Começamos o filme entrando na biografia reversa de alguém que se tornou estupidamente famoso, e que anda em câmera lenta do lado de outras “lendas” (como Galinha Pintadinha). Ao criar o velho esquema de flashback com narração para acompanharmos a história da vida de Christian, representado no filme por ele mesmo, o fato dele ter apenas 22 anos faz com que ele próprio se considere “meio um Justin Bieber“, já que sua história se passa nos “longínguos” anos 2010. Lá bem longe, quando Orkut ainda existia, mas que pelo fato das famílias começarem a acessar as contas dos filhos/sobrinhos/netos, estes começam a migrar em massa para o Facebook. Um momento épico da internet brasileira.
Sim, este é um filme que fala um pouco sobre a internet. Em específico a brasileira. Afinal de contas, o Orkut virou patrimônio nacional, a ponto da Google traduzir a interface para português (do Brasil). No entanto, as referências são tantas, e tão vagas, que fica difícil entender se essa cronologia está correta (já existia YouTube em 2010? resposta: já; mas tudo é tão recente que se mistura com o presente). De qualquer forma, “falar de internet” é diminuir demais o escopo do projeto. Estamos presenciando uma mistura sadia e potencialmente reveladora entre os clichês televisivos e a mudança de milhões de jovens impopulares, quando estes começaram a “se esconder” em canais de vídeo online.
Uma das coisas que foge do clichê e que se sai razoavelmente bem é a mistura do ator e personagem da vida real, representado facilmente por Christian Figueiredo, que já possui quase 600 vídeos no YouTube e a maioria deles com milhões de visualizações. Ainda assim, a interpretação independente de Filipe Bragança como seu alter-ego de 15 anos é o que faz a magia funcionar melhor. O jovem ator cria uma estranheza absurdamente atual, já que é impossível usar um ator que represente o protagonista apenas 7 anos mais novo e não sabermos que se trata de outra pessoa. O fato disso não interessar muito, já que a “mídia” que está em uso se mistura com vídeos de internet é sinal de algo novo, mas que parece precursor de algumas ideias interessantes para o futuro.

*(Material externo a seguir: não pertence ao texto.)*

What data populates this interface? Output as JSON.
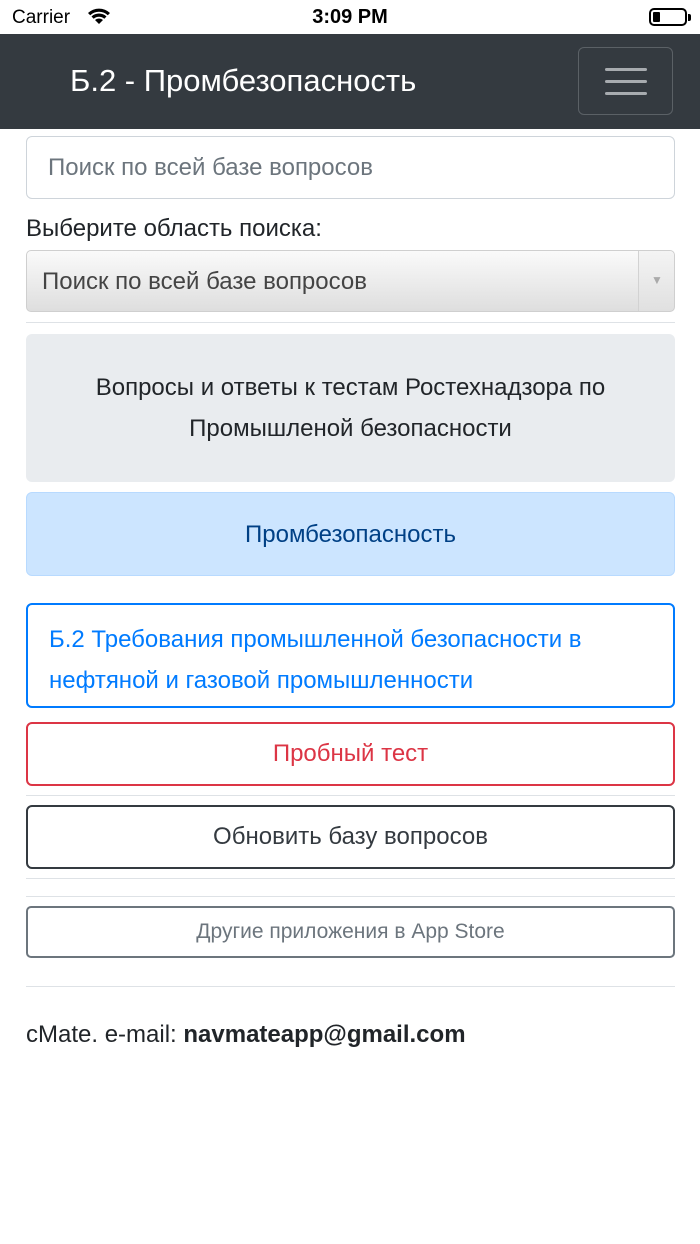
{
  "status_bar": {
    "carrier": "Carrier",
    "time": "3:09 PM"
  },
  "navbar": {
    "title": "Б.2 - Промбезопасность",
    "menu_icon": "hamburger-icon"
  },
  "search": {
    "placeholder": "Поиск по всей базе вопросов"
  },
  "scope": {
    "label": "Выберите область поиска:",
    "selected": "Поиск по всей базе вопросов"
  },
  "info": {
    "text": "Вопросы и ответы к тестам Ростехнадзора по Промышленой безопасности"
  },
  "buttons": {
    "category": "Промбезопасность",
    "section": "Б.2 Требования промышленной безопасности в нефтяной и газовой промышленности",
    "trial_test": "Пробный тест",
    "update_db": "Обновить базу вопросов",
    "other_apps": "Другие приложения в App Store"
  },
  "footer": {
    "prefix": "cMate. e-mail: ",
    "email": "navmateapp@gmail.com"
  },
  "colors": {
    "navbar_bg": "#343a40",
    "primary": "#007bff",
    "danger": "#dc3545",
    "dark": "#343a40",
    "secondary": "#6c757d",
    "primary_light_bg": "#cce5ff"
  }
}
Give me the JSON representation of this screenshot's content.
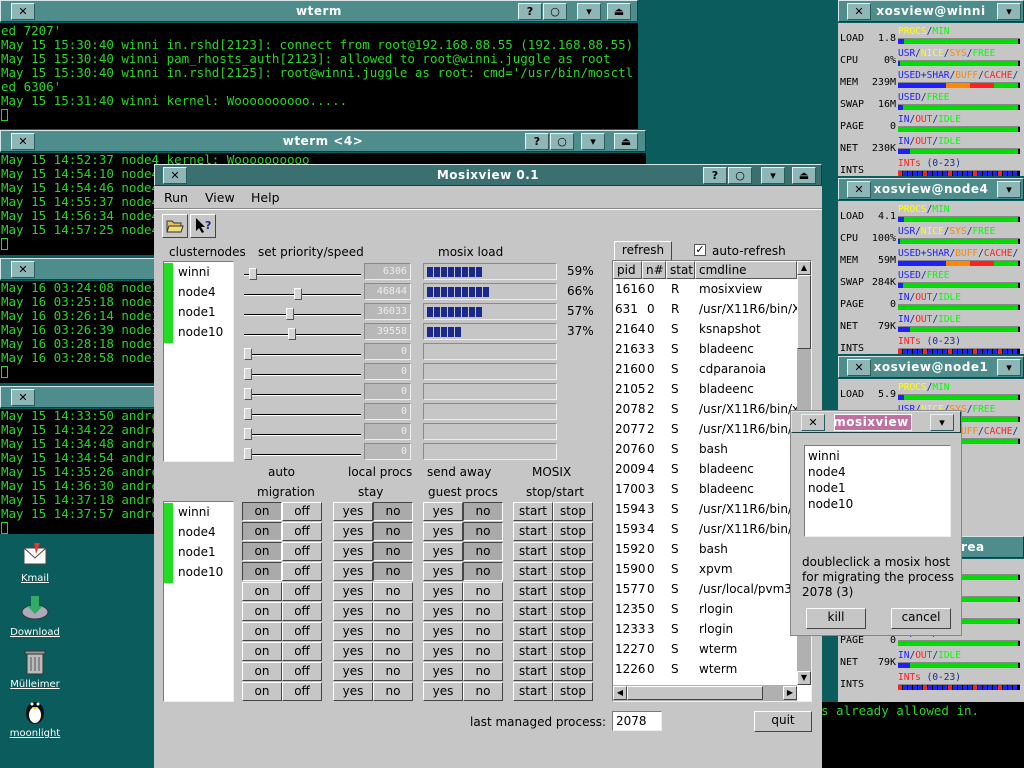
{
  "wterm1": {
    "title": "wterm",
    "lines": [
      "ed 7207'",
      "May 15 15:30:40 winni in.rshd[2123]: connect from root@192.168.88.55 (192.168.88.55)",
      "May 15 15:30:40 winni pam_rhosts_auth[2123]: allowed to root@winni.juggle as root",
      "May 15 15:30:40 winni in.rshd[2125]: root@winni.juggle as root: cmd='/usr/bin/mosctl setspe",
      "ed 6306'",
      "May 15 15:31:40 winni kernel: Woooooooooo....."
    ]
  },
  "wterm2": {
    "title": "wterm <4>",
    "lines": [
      "May 15 14:52:37 node4 kernel: Woooooooooo",
      "May 15 14:54:10 node4",
      "May 15 14:54:46 node4",
      "May 15 14:55:37 node4",
      "May 15 14:56:34 node4",
      "May 15 14:57:25 node4"
    ]
  },
  "wterm3": {
    "lines": [
      "May 16 03:24:08 node1",
      "May 16 03:25:18 node1",
      "May 16 03:26:14 node1",
      "May 16 03:26:39 node1",
      "May 16 03:28:18 node1",
      "May 16 03:28:58 node1"
    ]
  },
  "wterm4": {
    "lines": [
      "May 15 14:33:50 andrea",
      "May 15 14:34:22 andrea",
      "May 15 14:34:48 andrea",
      "May 15 14:34:54 andrea",
      "May 15 14:35:26 andrea",
      "May 15 14:36:30 andrea",
      "May 15 14:37:18 andrea",
      "May 15 14:37:57 andrea"
    ]
  },
  "wterm5": {
    "title": "rea",
    "line": "s already allowed in."
  },
  "desktop_icons": [
    {
      "label": "Kmail"
    },
    {
      "label": "Download"
    },
    {
      "label": "Mülleimer"
    },
    {
      "label": "moonlight"
    }
  ],
  "mosixview": {
    "title": "Mosixview 0.1",
    "menu": [
      "Run",
      "View",
      "Help"
    ],
    "clusternodes_label": "clusternodes",
    "priority_label": "set priority/speed",
    "load_label": "mosix load",
    "nodes": [
      "winni",
      "node4",
      "node1",
      "node10"
    ],
    "speeds": [
      "6306",
      "46844",
      "36033",
      "39558",
      "0",
      "0",
      "0",
      "0",
      "0",
      "0"
    ],
    "slider_levels": [
      0.05,
      0.47,
      0.39,
      0.41,
      0.0,
      0.0,
      0.0,
      0.0,
      0.0,
      0.0
    ],
    "loads": [
      0.59,
      0.66,
      0.57,
      0.37
    ],
    "load_pcts": [
      "59%",
      "66%",
      "57%",
      "37%"
    ],
    "auto_label": "auto",
    "migration_label": "migration",
    "local_procs_label": "local procs",
    "stay_label": "stay",
    "send_away_label": "send away",
    "guest_procs_label": "guest procs",
    "mosix_label": "MOSIX",
    "stopstart_label": "stop/start",
    "on": "on",
    "off": "off",
    "yes": "yes",
    "no": "no",
    "start": "start",
    "stop": "stop",
    "refresh": "refresh",
    "auto_refresh": "auto-refresh",
    "proc_headers": [
      "pid",
      "n#",
      "stat",
      "cmdline"
    ],
    "processes": [
      [
        "1616",
        "0",
        "R",
        "mosixview"
      ],
      [
        "631",
        "0",
        "R",
        "/usr/X11R6/bin/X"
      ],
      [
        "2164",
        "0",
        "S",
        "ksnapshot"
      ],
      [
        "2163",
        "3",
        "S",
        "bladeenc"
      ],
      [
        "2160",
        "0",
        "S",
        "cdparanoia"
      ],
      [
        "2105",
        "2",
        "S",
        "bladeenc"
      ],
      [
        "2078",
        "2",
        "S",
        "/usr/X11R6/bin/x"
      ],
      [
        "2077",
        "2",
        "S",
        "/usr/X11R6/bin/x"
      ],
      [
        "2076",
        "0",
        "S",
        "bash"
      ],
      [
        "2009",
        "4",
        "S",
        "bladeenc"
      ],
      [
        "1700",
        "3",
        "S",
        "bladeenc"
      ],
      [
        "1594",
        "3",
        "S",
        "/usr/X11R6/bin/x"
      ],
      [
        "1593",
        "4",
        "S",
        "/usr/X11R6/bin/x"
      ],
      [
        "1592",
        "0",
        "S",
        "bash"
      ],
      [
        "1590",
        "0",
        "S",
        "xpvm"
      ],
      [
        "1577",
        "0",
        "S",
        "/usr/local/pvm3/"
      ],
      [
        "1235",
        "0",
        "S",
        "rlogin"
      ],
      [
        "1233",
        "3",
        "S",
        "rlogin"
      ],
      [
        "1227",
        "0",
        "S",
        "wterm"
      ],
      [
        "1226",
        "0",
        "S",
        "wterm"
      ]
    ],
    "last_managed_label": "last managed process:",
    "last_managed_value": "2078",
    "quit": "quit"
  },
  "dialog": {
    "title": "mosixview",
    "hosts": [
      "winni",
      "node4",
      "node1",
      "node10"
    ],
    "message": [
      "doubleclick a mosix host",
      "for migrating the process",
      "2078 (3)"
    ],
    "kill": "kill",
    "cancel": "cancel"
  },
  "xosview1": {
    "title": "xosview@winni",
    "rows": [
      {
        "name": "LOAD",
        "value": "1.8",
        "legend": "PROCS/MIN"
      },
      {
        "name": "CPU",
        "value": "0%",
        "legend": "USR/NICE/SYS/FREE"
      },
      {
        "name": "MEM",
        "value": "239M",
        "legend": "USED+SHAR/BUFF/CACHE/"
      },
      {
        "name": "SWAP",
        "value": "16M",
        "legend": "USED/FREE"
      },
      {
        "name": "PAGE",
        "value": "0",
        "legend": "IN/OUT/IDLE"
      },
      {
        "name": "NET",
        "value": "230K",
        "legend": "IN/OUT/IDLE"
      },
      {
        "name": "INTS",
        "value": "",
        "legend": "INTs (0-23)"
      }
    ]
  },
  "xosview2": {
    "title": "xosview@node4",
    "rows": [
      {
        "name": "LOAD",
        "value": "4.1",
        "legend": "PROCS/MIN"
      },
      {
        "name": "CPU",
        "value": "100%",
        "legend": "USR/NICE/SYS/FREE"
      },
      {
        "name": "MEM",
        "value": "59M",
        "legend": "USED+SHAR/BUFF/CACHE/"
      },
      {
        "name": "SWAP",
        "value": "284K",
        "legend": "USED/FREE"
      },
      {
        "name": "PAGE",
        "value": "0",
        "legend": "IN/OUT/IDLE"
      },
      {
        "name": "NET",
        "value": "79K",
        "legend": "IN/OUT/IDLE"
      },
      {
        "name": "INTS",
        "value": "",
        "legend": "INTs (0-23)"
      }
    ]
  },
  "xosview3": {
    "title": "xosview@node1",
    "rows": [
      {
        "name": "LOAD",
        "value": "5.9",
        "legend": "PROCS/MIN"
      },
      {
        "name": "CPU",
        "value": "100%",
        "legend": "USR/NICE/SYS/FREE"
      },
      {
        "name": "",
        "value": "",
        "legend": "USED+SHAR/BUFF/CACHE/"
      }
    ]
  },
  "xosview4": {
    "title": "rea",
    "rows": [
      {
        "name": "",
        "value": "",
        "legend": "SYS/FREE"
      },
      {
        "name": "",
        "value": "",
        "legend": "BUFF/CACHE/"
      },
      {
        "name": "",
        "value": "",
        "legend": ""
      },
      {
        "name": "PAGE",
        "value": "0",
        "legend": "IN/OUT/IDLE"
      },
      {
        "name": "NET",
        "value": "79K",
        "legend": "IN/OUT/IDLE"
      },
      {
        "name": "INTS",
        "value": "",
        "legend": "INTs (0-23)"
      }
    ]
  }
}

Quer algo mais relevante ainda como sinal de mudança dos tempos? Este filme é visto em massa na cabine de imprensa, geralmente às moscas quando passam filmes “de arte”. O motivo da lotação é porque em seguida à projeção haveria uma entrevista com os astros da produção. E isso não significa que estão todos lá para fazer perguntas à desperdiçada Alessandra Negrini, que faz a mãe do garoto no filme, mas sim ao próprio Christian Figueiredo, que hoje é a definição exata da expressão “celebridade da internet”.
Mais curioso ainda é perceber que o roteiro, assinado por, além do próprio Christian e do diretor estreante (no cinema) Bruno Garotti, também por Sylvio Gonçalves, que além de ter colaborado com o terrível S.O.S.: Mulheres ao Mar, também co-roteiriza É Fada!, um filme protagonizado pela vlogger Kéfera Buchmann. Além do mais, Garotti abraça a história sem perceber – ou sem percebermos a pressão dos produtores – que está dirigindo uma biografia de um garoto de 22 anos. Claro que não há muito drama nessa história, mas apenas eventos espalhados pela vida conturbada de um garoto tímido e impopular na escola.

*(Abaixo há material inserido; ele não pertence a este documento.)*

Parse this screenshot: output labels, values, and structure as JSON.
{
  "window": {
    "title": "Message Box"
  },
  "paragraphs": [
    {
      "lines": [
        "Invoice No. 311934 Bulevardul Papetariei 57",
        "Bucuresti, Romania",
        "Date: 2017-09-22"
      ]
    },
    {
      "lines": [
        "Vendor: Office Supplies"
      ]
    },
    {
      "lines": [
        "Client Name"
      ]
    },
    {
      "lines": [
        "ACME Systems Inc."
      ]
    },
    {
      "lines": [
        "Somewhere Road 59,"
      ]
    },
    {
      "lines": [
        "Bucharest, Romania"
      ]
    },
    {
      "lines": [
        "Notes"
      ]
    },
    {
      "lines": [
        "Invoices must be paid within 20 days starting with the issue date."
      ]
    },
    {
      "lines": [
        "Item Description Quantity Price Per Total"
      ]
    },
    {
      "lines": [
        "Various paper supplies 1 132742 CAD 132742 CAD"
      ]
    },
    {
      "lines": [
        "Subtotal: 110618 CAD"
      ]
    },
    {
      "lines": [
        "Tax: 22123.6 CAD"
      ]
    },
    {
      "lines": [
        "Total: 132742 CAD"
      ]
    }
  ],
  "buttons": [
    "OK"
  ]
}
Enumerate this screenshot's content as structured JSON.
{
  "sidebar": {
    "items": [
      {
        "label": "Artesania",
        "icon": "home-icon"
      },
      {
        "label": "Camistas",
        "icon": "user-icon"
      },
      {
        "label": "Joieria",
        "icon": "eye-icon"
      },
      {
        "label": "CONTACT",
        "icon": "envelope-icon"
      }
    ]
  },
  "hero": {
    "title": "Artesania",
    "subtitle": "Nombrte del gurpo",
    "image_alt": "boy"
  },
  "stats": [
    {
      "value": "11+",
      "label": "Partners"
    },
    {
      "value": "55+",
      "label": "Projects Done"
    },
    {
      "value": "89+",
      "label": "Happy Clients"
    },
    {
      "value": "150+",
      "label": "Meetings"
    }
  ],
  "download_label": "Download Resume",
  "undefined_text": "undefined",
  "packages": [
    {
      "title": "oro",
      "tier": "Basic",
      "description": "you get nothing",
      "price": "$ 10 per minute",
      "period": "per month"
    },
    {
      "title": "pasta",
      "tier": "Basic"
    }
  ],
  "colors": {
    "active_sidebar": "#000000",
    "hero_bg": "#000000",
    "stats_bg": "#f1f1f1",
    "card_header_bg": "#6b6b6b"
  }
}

E este não é um vídeo caseiro. Muito pelo contrário. Usando locações caras, com figurino rebuscado (mais do que novela) e atores famosos, Eu Fico Loko pavimenta sua estrutura como uma comédia de situações fictícia que se aproveita do fato de que a vida real é muito mais divertida, o que torna o conteúdo narrativo dos três roteiristas imensamente acima da média. O filme se torna uma bizarrice sem tamanho onde realidade e ficção se juntam para mostrar antes de tudo essa metamorfose de formatos de mídia.

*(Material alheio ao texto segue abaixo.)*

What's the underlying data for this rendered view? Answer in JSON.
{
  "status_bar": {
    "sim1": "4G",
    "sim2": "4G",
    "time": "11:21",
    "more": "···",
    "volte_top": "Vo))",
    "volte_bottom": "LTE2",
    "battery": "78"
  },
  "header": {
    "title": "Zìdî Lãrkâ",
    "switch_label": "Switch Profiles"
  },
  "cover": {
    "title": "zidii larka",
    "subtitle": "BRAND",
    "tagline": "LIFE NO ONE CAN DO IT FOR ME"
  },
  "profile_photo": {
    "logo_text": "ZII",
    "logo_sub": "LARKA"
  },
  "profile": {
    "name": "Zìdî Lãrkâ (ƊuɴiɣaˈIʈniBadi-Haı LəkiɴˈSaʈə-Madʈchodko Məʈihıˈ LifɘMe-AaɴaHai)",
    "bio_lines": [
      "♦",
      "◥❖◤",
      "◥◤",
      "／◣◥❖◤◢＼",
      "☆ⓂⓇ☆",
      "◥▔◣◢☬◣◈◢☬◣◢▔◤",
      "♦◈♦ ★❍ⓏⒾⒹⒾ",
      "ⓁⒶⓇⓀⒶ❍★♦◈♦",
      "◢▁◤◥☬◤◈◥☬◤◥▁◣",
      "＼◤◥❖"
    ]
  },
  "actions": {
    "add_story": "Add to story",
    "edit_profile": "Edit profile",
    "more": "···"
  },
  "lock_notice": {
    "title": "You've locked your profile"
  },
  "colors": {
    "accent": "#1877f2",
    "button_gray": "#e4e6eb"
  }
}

Utilizando uma edição vídeo-clipe, recorrendo frequentemente a câmeras lentas e colagens que parecem eliminar o embaraço da vida real, como o som da música da banda nerd, além de utilizar uma trilha sonora empolgada e mais que apropriada com o tema jovem, Eu Fico Loko consegue se tornar longo em 90 minutos de duração, mas acaba acertando, já que ser um adolescente problemático é comprovar que o tempo, no universo, às vezes congela. E não temos na hora a ferramenta de edição para ficar bonito o upload.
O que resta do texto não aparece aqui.